08.03.2020

Wolf­gang Stam­men, Wer­ken 7. Klasse

Im Wer­ken haben wir nun lan­ge das The­ma Robin Hood bewegt. Da waren die Mario­net­ten, die noch im Wer­den sind, und jetzt der Bogen­schüt­ze von Antoi­ne Bour­del­le als Ton­mo­dell und Zwischenübung.

In der Geschich­te des Robin Hood geht es in erster Line um das Suchen nach dem Gleich­ge­wicht. Robin, der durch eine Unge­rech­tig­keit zum Ver­folg­ten wird, sieht den Sinn sei­nes Daseins nun dar­in, den Armen Geld zu geben, das er von den Rei­chen nimmt. Dies ist ein wun­der­ba­res Bei­spiel für ein Ungleich­ge­wicht in der Welt, wel­ches Robin ver­sucht auszugleichen.

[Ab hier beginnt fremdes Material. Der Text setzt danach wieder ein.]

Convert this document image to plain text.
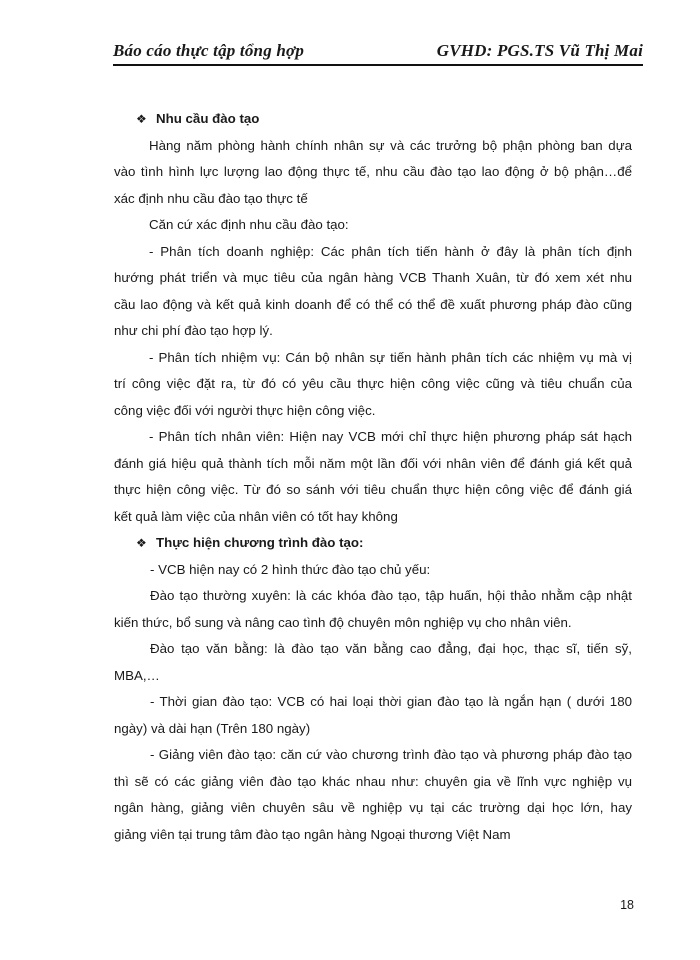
Báo cáo thực tập tổng hợp	GVHD: PGS.TS Vũ Thị Mai
❖ Nhu cầu đào tạo
Hàng năm phòng hành chính nhân sự và các trưởng bộ phận phòng ban dựa
vào tình hình lực lượng lao động thực tế, nhu cầu đào tạo lao động ở bộ phận…để
xác định nhu cầu đào tạo thực tế
Căn cứ xác định nhu cầu đào tạo:
- Phân tích doanh nghiệp: Các phân tích tiến hành ở đây là phân tích định
hướng phát triển và mục tiêu của ngân hàng VCB Thanh Xuân, từ đó xem xét nhu
cầu lao động và kết quả kinh doanh để có thể có thể đề xuất phương pháp đào cũng
như chi phí đào tạo hợp lý.
- Phân tích nhiệm vụ: Cán bộ nhân sự tiến hành phân tích các nhiệm vụ mà vị
trí công việc đặt ra, từ đó có yêu cầu thực hiện công việc cũng và tiêu chuẩn của
công việc đối với người thực hiện công việc.
- Phân tích nhân viên: Hiện nay VCB mới chỉ thực hiện phương pháp sát hạch
đánh giá hiệu quả thành tích mỗi năm một lần đối với nhân viên để đánh giá kết quả
thực hiện công việc. Từ đó so sánh với tiêu chuẩn thực hiện công việc để đánh giá
kết quả làm việc của nhân viên có tốt hay không
❖ Thực hiện chương trình đào tạo:
- VCB hiện nay có 2 hình thức đào tạo chủ yếu:
Đào tạo thường xuyên: là các khóa đào tạo, tập huấn, hội thảo nhằm cập nhật
kiến thức, bổ sung và nâng cao tình độ chuyên môn nghiệp vụ cho nhân viên.
Đào tạo văn bằng: là đào tạo văn bằng cao đẳng, đại học, thạc sĩ, tiến sỹ,
MBA,…
- Thời gian đào tạo: VCB có hai loại thời gian đào tạo là ngắn hạn ( dưới 180
ngày) và dài hạn (Trên 180 ngày)
- Giảng viên đào tạo: căn cứ vào chương trình đào tạo và phương pháp đào tạo
thì sẽ có các giảng viên đào tạo khác nhau như: chuyên gia về lĩnh vực nghiệp vụ
ngân hàng, giảng viên chuyên sâu về nghiệp vụ tại các trường dại học lớn, hay
giảng viên tại trung tâm đào tạo ngân hàng Ngoại thương Việt Nam
18
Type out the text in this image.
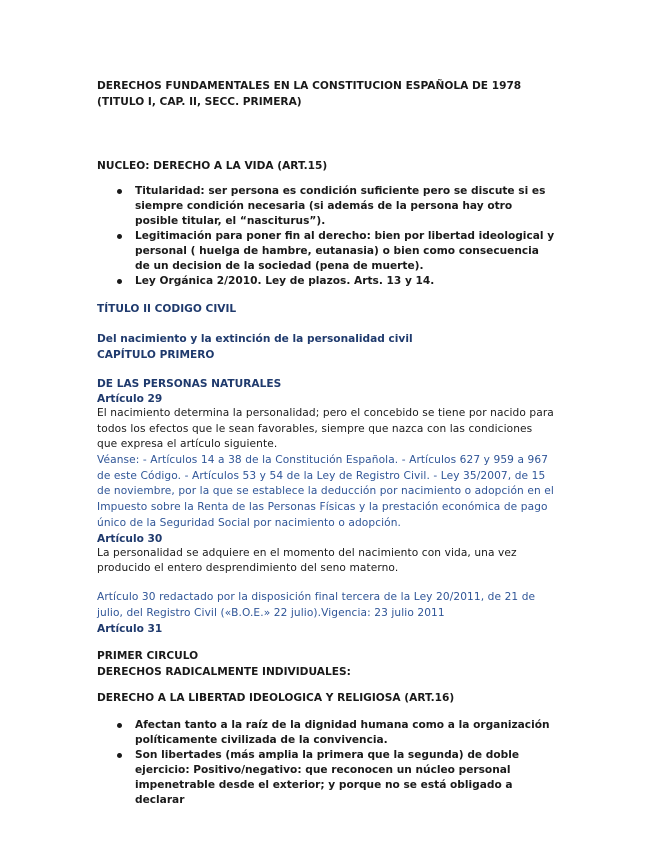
DERECHOS FUNDAMENTALES EN LA CONSTITUCION ESPAÑOLA DE 1978 (TITULO I, CAP. II, SECC. PRIMERA)

NUCLEO: DERECHO A LA VIDA (ART.15)

Titularidad: ser persona es condición suficiente pero se discute si es siempre condición necesaria (si además de la persona hay otro posible titular, el “nasciturus”).
Legitimación para poner fin al derecho: bien por libertad ideological y personal ( huelga de hambre, eutanasia) o bien como consecuencia de un decision de la sociedad (pena de muerte).
Ley Orgánica 2/2010. Ley de plazos. Arts. 13 y 14.

TÍTULO II CODIGO CIVIL

Del nacimiento y la extinción de la personalidad civil

CAPÍTULO PRIMERO

DE LAS PERSONAS NATURALES

Artículo 29

El nacimiento determina la personalidad; pero el concebido se tiene por nacido para todos los efectos que le sean favorables, siempre que nazca con las condiciones que expresa el artículo siguiente.

Véanse: - Artículos 14 a 38 de la Constitución Española. - Artículos 627 y 959 a 967 de este Código. - Artículos 53 y 54 de la Ley de Registro Civil. - Ley 35/2007, de 15 de noviembre, por la que se establece la deducción por nacimiento o adopción en el Impuesto sobre la Renta de las Personas Físicas y la prestación económica de pago único de la Seguridad Social por nacimiento o adopción.

Artículo 30

La personalidad se adquiere en el momento del nacimiento con vida, una vez producido el entero desprendimiento del seno materno.

Artículo 30 redactado por la disposición final tercera de la Ley 20/2011, de 21 de julio, del Registro Civil («B.O.E.» 22 julio).Vigencia: 23 julio 2011

Artículo 31

PRIMER CIRCULO

DERECHOS RADICALMENTE INDIVIDUALES:

DERECHO A LA LIBERTAD IDEOLOGICA Y RELIGIOSA (ART.16)

Afectan tanto a la raíz de la dignidad humana como a la organización políticamente civilizada de la convivencia.
Son libertades (más amplia la primera que la segunda) de doble ejercicio: Positivo/negativo: que reconocen un núcleo personal impenetrable desde el exterior; y porque no se está obligado a declarar
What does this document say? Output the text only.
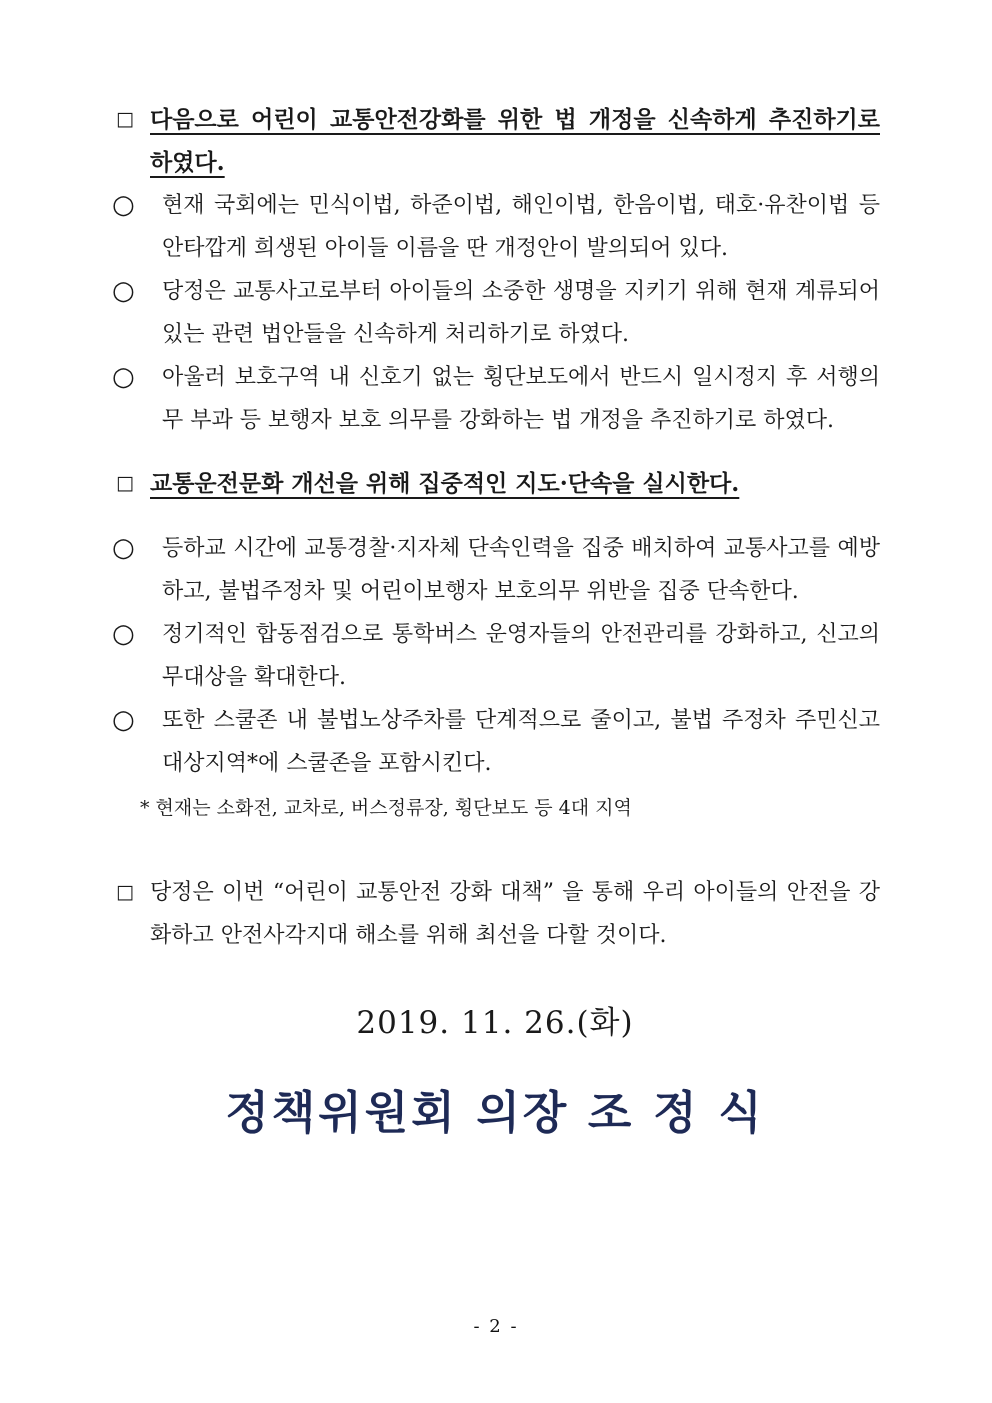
□ 다음으로 어린이 교통안전강화를 위한 법 개정을 신속하게 추진하기로 하였다.
○	현재 국회에는 민식이법, 하준이법, 해인이법, 한음이법, 태호·유찬이법 등 안타깝게 희생된 아이들 이름을 딴 개정안이 발의되어 있다.
○	당정은 교통사고로부터 아이들의 소중한 생명을 지키기 위해 현재 계류되어 있는 관련 법안들을 신속하게 처리하기로 하였다.
○	아울러 보호구역 내 신호기 없는 횡단보도에서 반드시 일시정지 후 서행의무 부과 등 보행자 보호 의무를 강화하는 법 개정을 추진하기로 하였다.
□ 교통운전문화 개선을 위해 집중적인 지도·단속을 실시한다.
○	등하교 시간에 교통경찰·지자체 단속인력을 집중 배치하여 교통사고를 예방하고, 불법주정차 및 어린이보행자 보호의무 위반을 집중 단속한다.
○	정기적인 합동점검으로 통학버스 운영자들의 안전관리를 강화하고, 신고의무대상을 확대한다.
○	또한 스쿨존 내 불법노상주차를 단계적으로 줄이고, 불법 주정차 주민신고 대상지역*에 스쿨존을 포함시킨다.
* 현재는 소화전, 교차로, 버스정류장, 횡단보도 등 4대 지역
□ 당정은 이번 “어린이 교통안전 강화 대책” 을 통해 우리 아이들의 안전을 강화하고 안전사각지대 해소를 위해 최선을 다할 것이다.
2019. 11. 26.(화)
정책위원회 의장 조 정 식
- 2 -
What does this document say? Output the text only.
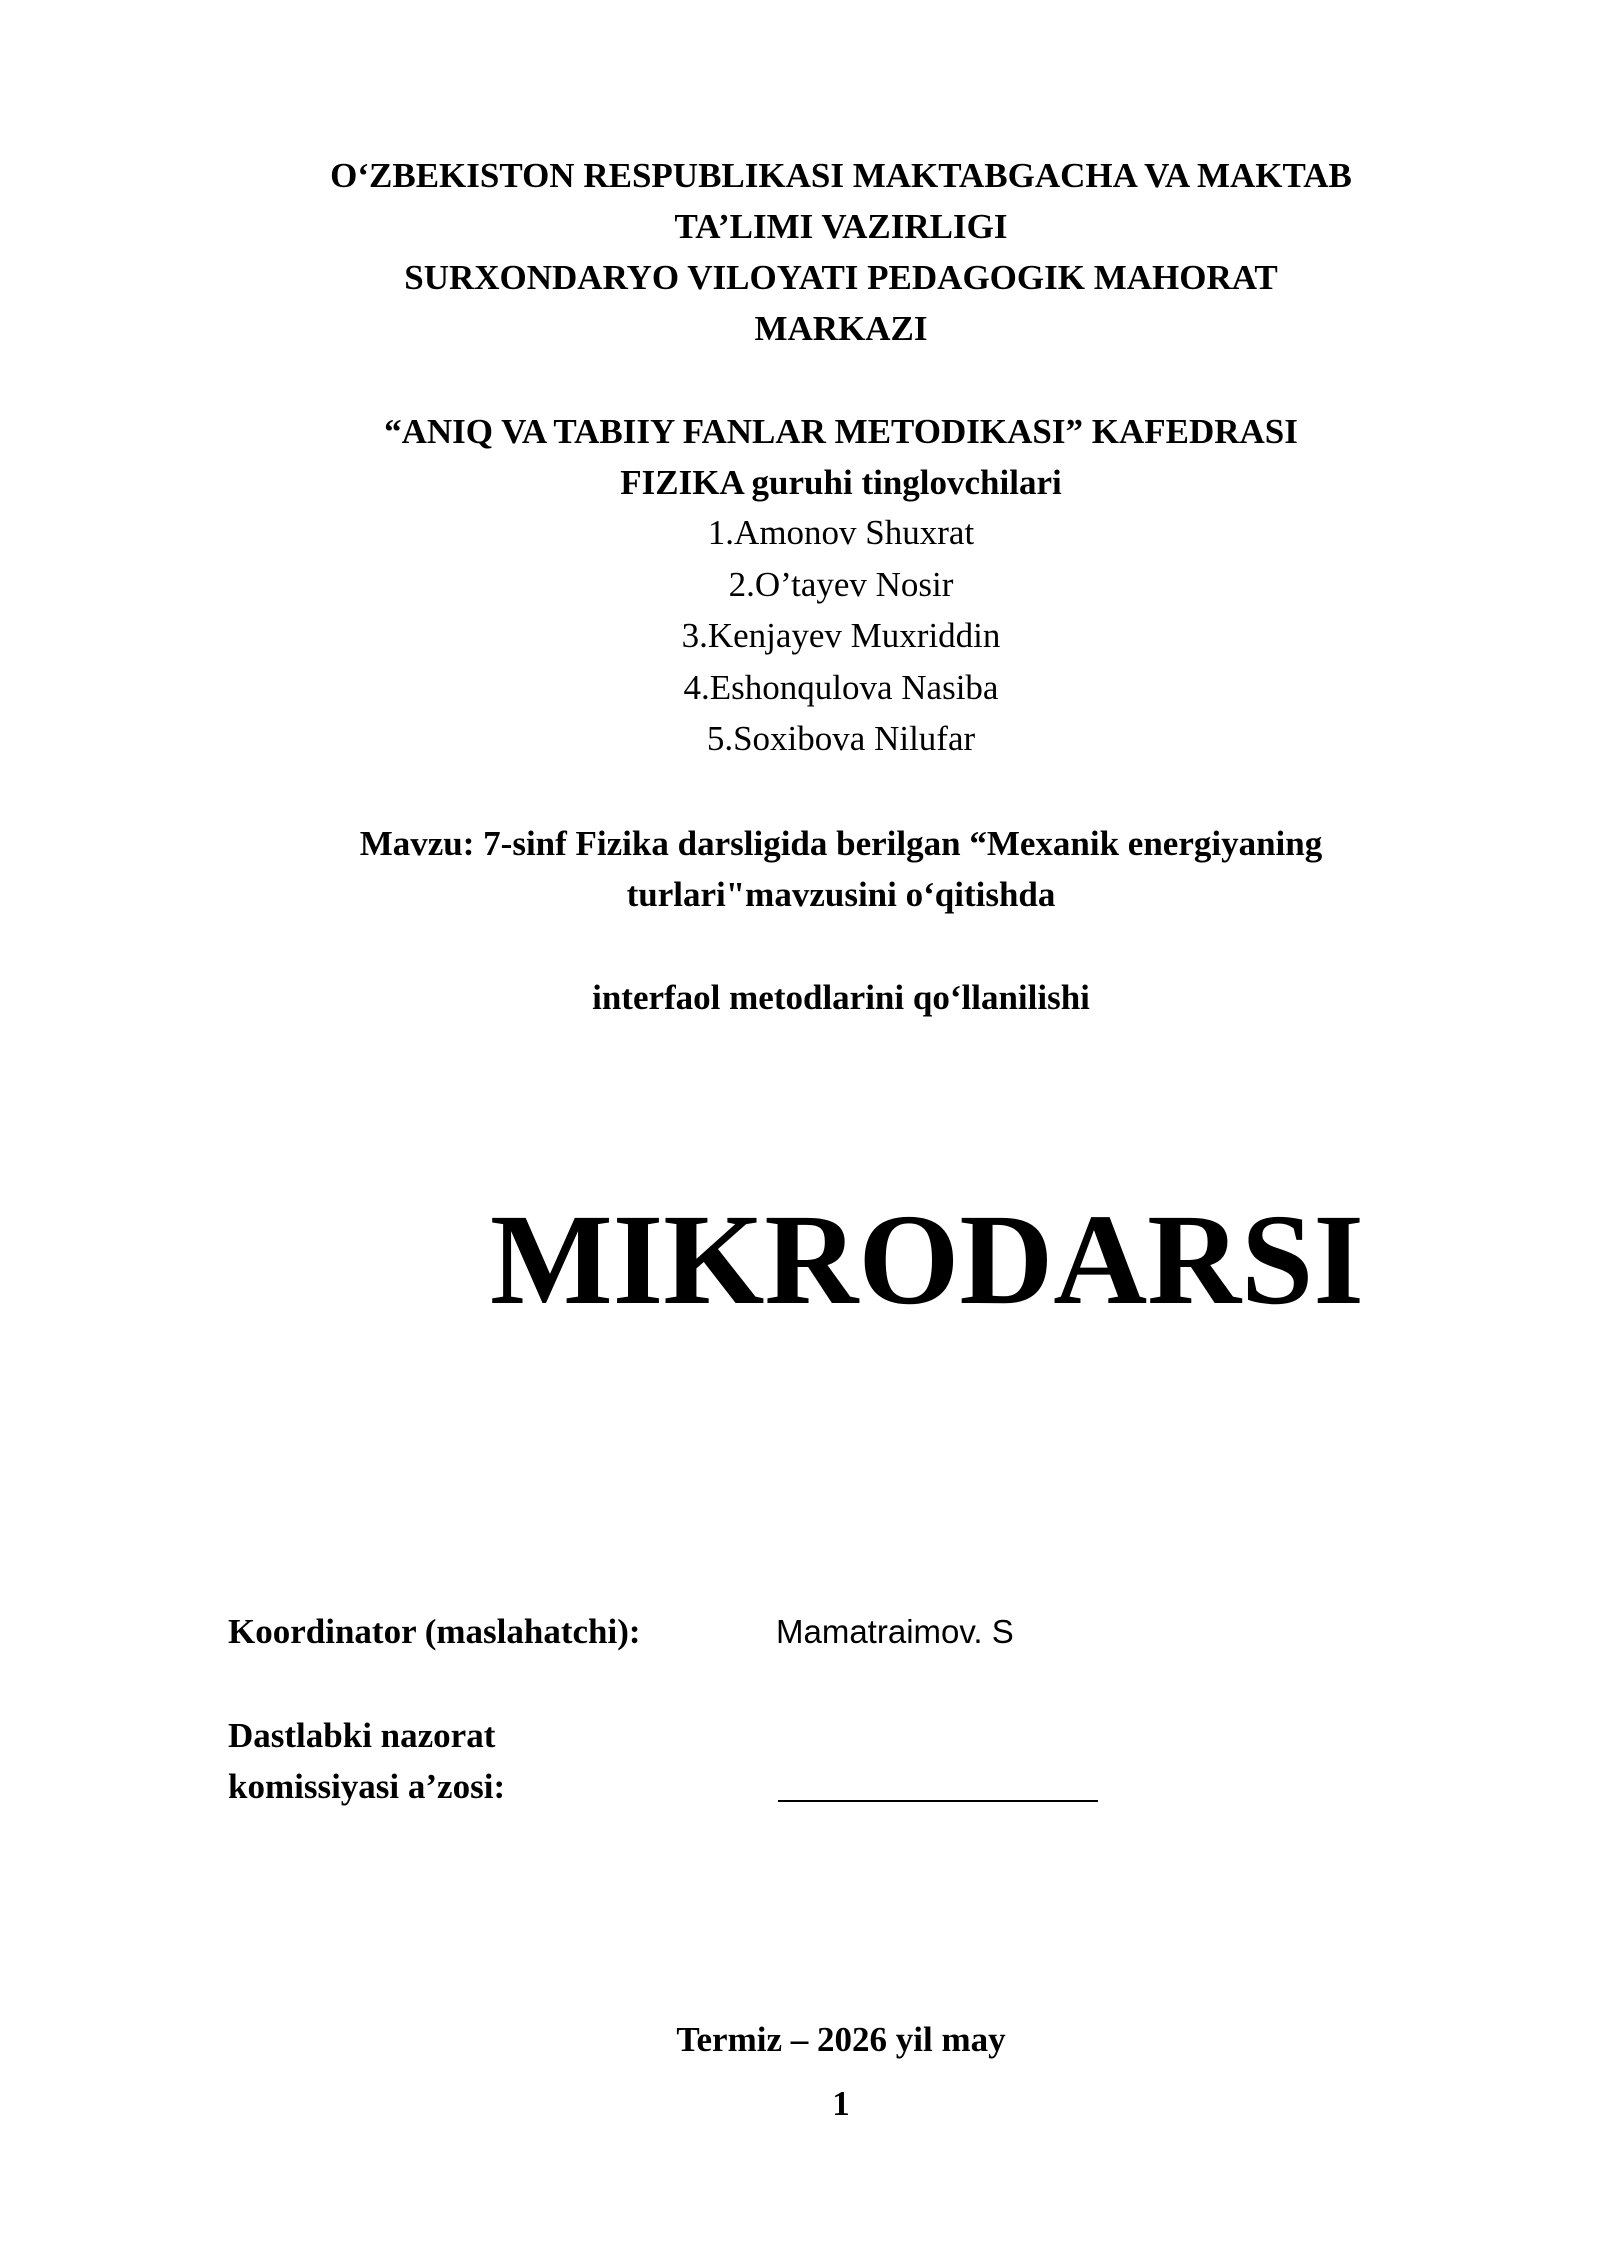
O‘ZBEKISTON RESPUBLIKASI MAKTABGACHA VA MAKTAB
TA’LIMI VAZIRLIGI
SURXONDARYO VILOYATI PEDAGOGIK MAHORAT
MARKAZI
“ANIQ VA TABIIY FANLAR METODIKASI” KAFEDRASI
FIZIKA guruhi tinglovchilari
1.Amonov Shuxrat
2.O’tayev Nosir
3.Kenjayev Muxriddin
4.Eshonqulova Nasiba
5.Soxibova Nilufar
Mavzu: 7-sinf Fizika darsligida berilgan “Mexanik energiyaning
turlari"mavzusini o‘qitishda
interfaol metodlarini qo‘llanilishi
MIKRODARSI
Koordinator (maslahatchi):	Mamatraimov. S
Dastlabki nazorat
komissiyasi a’zosi:
Termiz – 2026 yil may
1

In der gan­zen Geschich­te taucht immer wie­der das The­ma des Gleich­ge­wich­tes auf. Robin gewinnt sei­nen ersten Freund dadurch, dass er von ihm auf einem über den Fluss lie­gen­den Baum balan­cie­rend aus dem Gleich­ge­wicht gebracht wird. Er sieht, dass der ande­re ein gutes Gleich­ge­wicht hat und so ver­traut er ihm und nimmt ihn als einen sei­ner ersten Freun­de auf, mit denen er dann im Wald lebt.

In der 7. Klas­se sind die Schü­ler so vital und noch nahe am kind­lich Beweg­li­chen, und gleich­zei­tig am Anfang der Puber­tät, in der so vie­les vor­über­ge­hend ver­lo­ren geht. Alles kommt aus dem Gleichgewicht! 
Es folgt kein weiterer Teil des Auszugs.